Sonocrystallization Induced Thermally Activated Delayed Fluorescence via Distortion of Molecular Geometry

In this work we present three donor-acceptor thermally activated delayed fluorescence (TADF) molecules comprising a 2,3,5,6-tetrafluorobenzonitrile acceptor with various electron donor units: phenoxazine (Phx-BzN), phenothiazine (Pht-BzN), and carbazole (Cz-BzN). These molecules have been studied using steady-state and time-resolved photophysical techniques in solution, film and in crystal state. While Cz-BzN displays TADF in solution and PMMA films, Phx-BzN and Pht-BzN are non-emissive in solution and somewhat emissive in polymer films.
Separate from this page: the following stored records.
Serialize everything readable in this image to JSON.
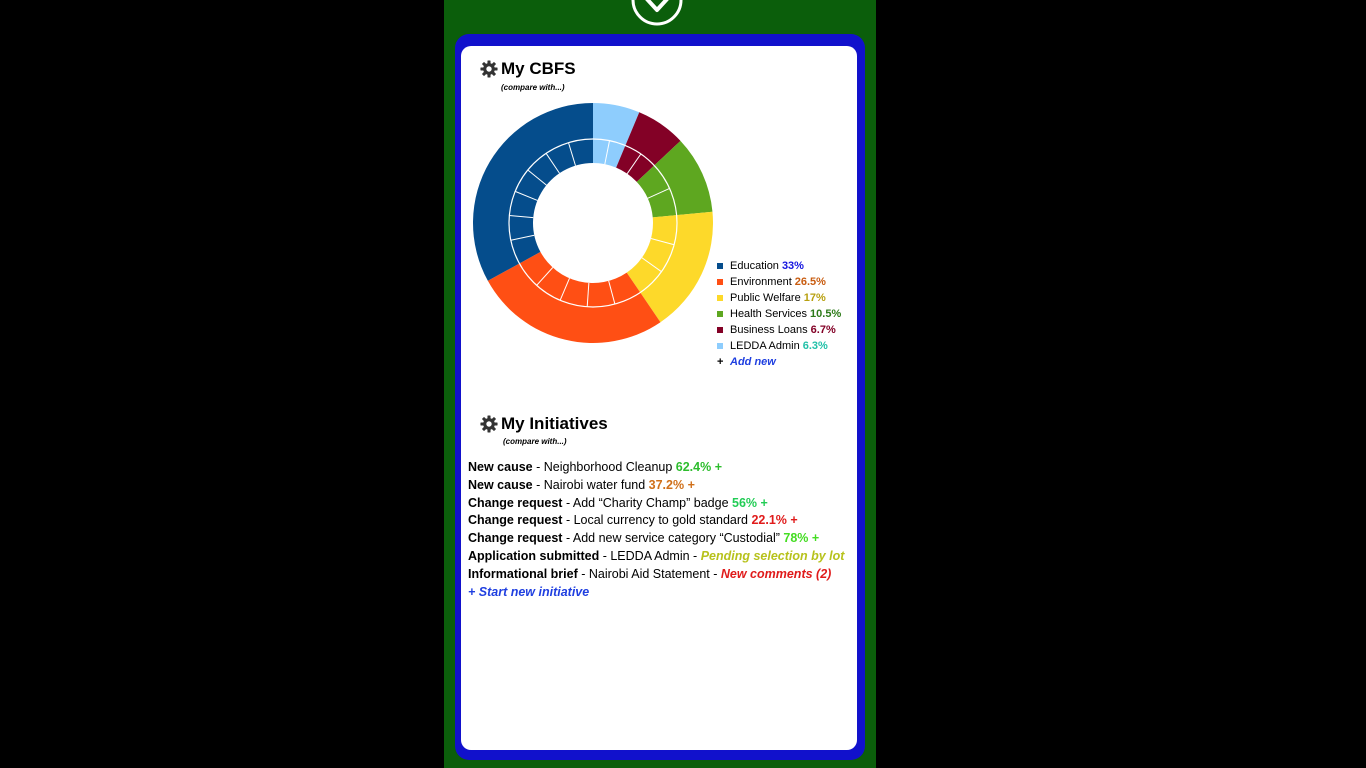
{
  "cbfs": {
    "title": "My CBFS",
    "compare_label": "(compare with...)",
    "add_new_label": "Add new",
    "categories": [
      {
        "name": "Education",
        "percent": "33%",
        "value": 33,
        "color": "#054d8c",
        "pct_color": "#1515e0"
      },
      {
        "name": "Environment",
        "percent": "26.5%",
        "value": 26.5,
        "color": "#ff4f14",
        "pct_color": "#c85c10"
      },
      {
        "name": "Public Welfare",
        "percent": "17%",
        "value": 17,
        "color": "#fdd92a",
        "pct_color": "#b8a010"
      },
      {
        "name": "Health Services",
        "percent": "10.5%",
        "value": 10.5,
        "color": "#5ea720",
        "pct_color": "#2c7a18"
      },
      {
        "name": "Business Loans",
        "percent": "6.7%",
        "value": 6.7,
        "color": "#830126",
        "pct_color": "#830126"
      },
      {
        "name": "LEDDA Admin",
        "percent": "6.3%",
        "value": 6.3,
        "color": "#8ecdfd",
        "pct_color": "#20c0a8"
      }
    ]
  },
  "initiatives": {
    "title": "My Initiatives",
    "compare_label": "(compare with...)",
    "start_new_label": "+ Start new initiative",
    "items": [
      {
        "type": "New cause",
        "sep": " - ",
        "detail": "Neighborhood Cleanup",
        "status": "62.4% +",
        "status_color": "#2dbd2d",
        "italic": false
      },
      {
        "type": "New cause",
        "sep": " - ",
        "detail": "Nairobi water fund",
        "status": "37.2% +",
        "status_color": "#d0701a",
        "italic": false
      },
      {
        "type": "Change request",
        "sep": " - ",
        "detail": "Add “Charity Champ” badge",
        "status": "56% +",
        "status_color": "#22cc55",
        "italic": false
      },
      {
        "type": "Change request",
        "sep": " - ",
        "detail": "Local currency to gold standard",
        "status": "22.1% +",
        "status_color": "#e01b1b",
        "italic": false
      },
      {
        "type": "Change request",
        "sep": " - ",
        "detail": "Add new service category “Custodial”",
        "status": "78% +",
        "status_color": "#44dd22",
        "italic": false
      },
      {
        "type": "Application submitted",
        "sep": " - ",
        "detail": "LEDDA Admin - ",
        "status": "Pending selection by lot",
        "status_color": "#b7c21c",
        "italic": true
      },
      {
        "type": "Informational brief",
        "sep": " - ",
        "detail": "Nairobi Aid Statement - ",
        "status": "New comments (2)",
        "status_color": "#e01b1b",
        "italic": true
      }
    ]
  }
}
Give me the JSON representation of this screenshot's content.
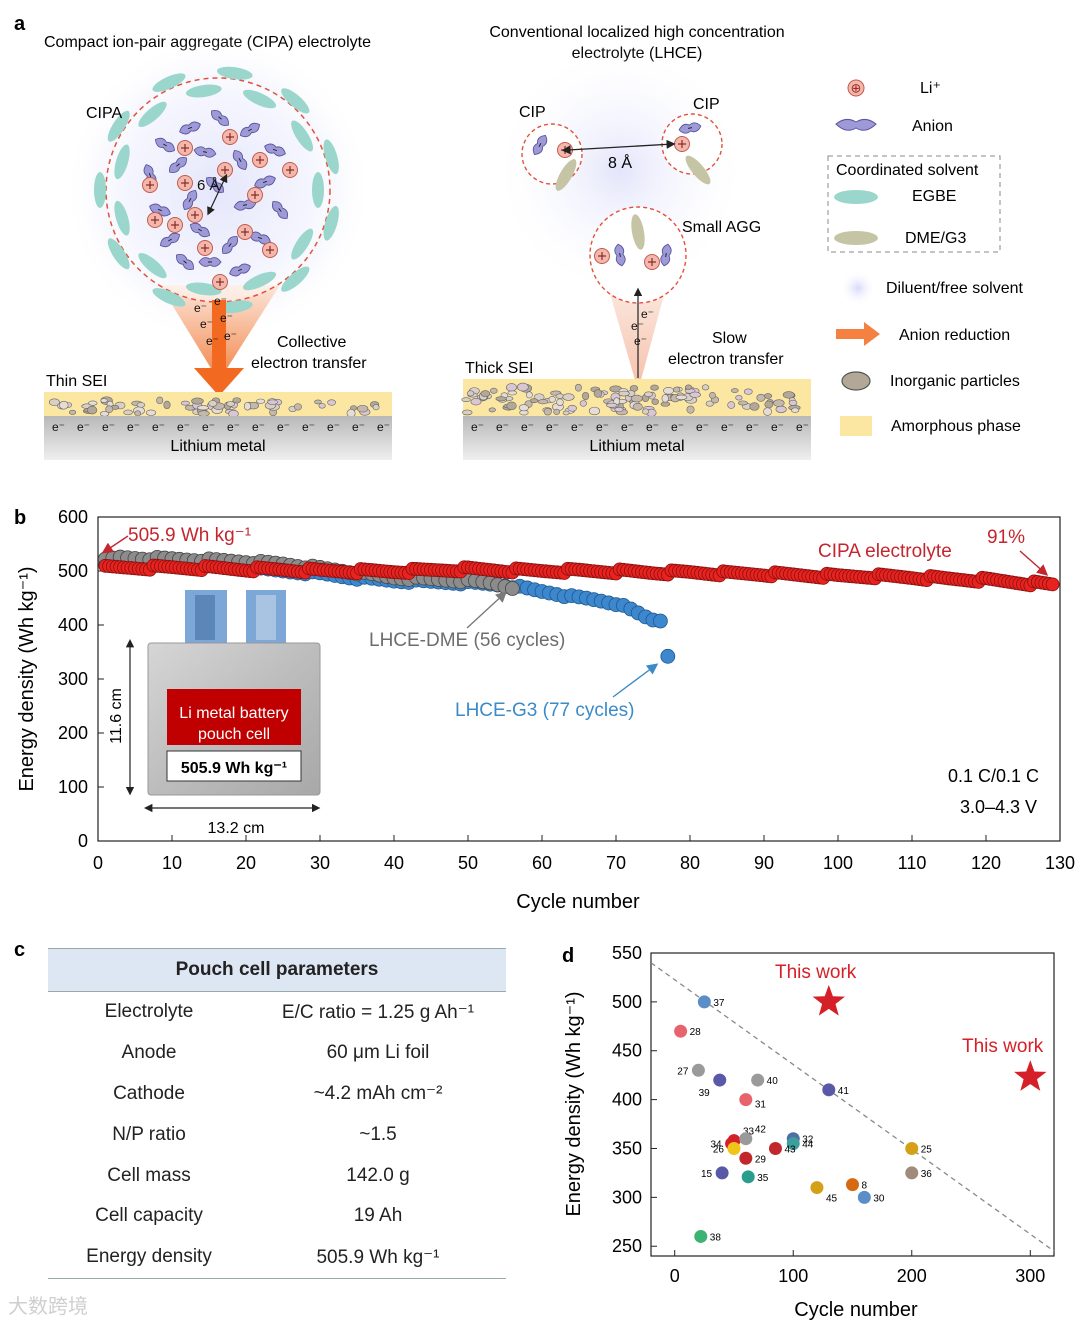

More interestingly, while Pht-BzN remains virtually non-emissive in all studied solvents, it exhibits strong photoluminescence and TADF in crystal state, attributed to Crystallization Induced Emission (CIE). We demonstrate through computational studies that the CIE properties arise due to intermolecular interactions in the crystal structure that result in locking the ground state molecular geometry and blocking relaxation in the excited state. As a result, the oscillator strength in the crystal form is enhanced leading to a highly luminescent behaviour, while in solution it equals nearly zero due to the molecule adopting a perfectly orthogonal D-A orientation in the excited state.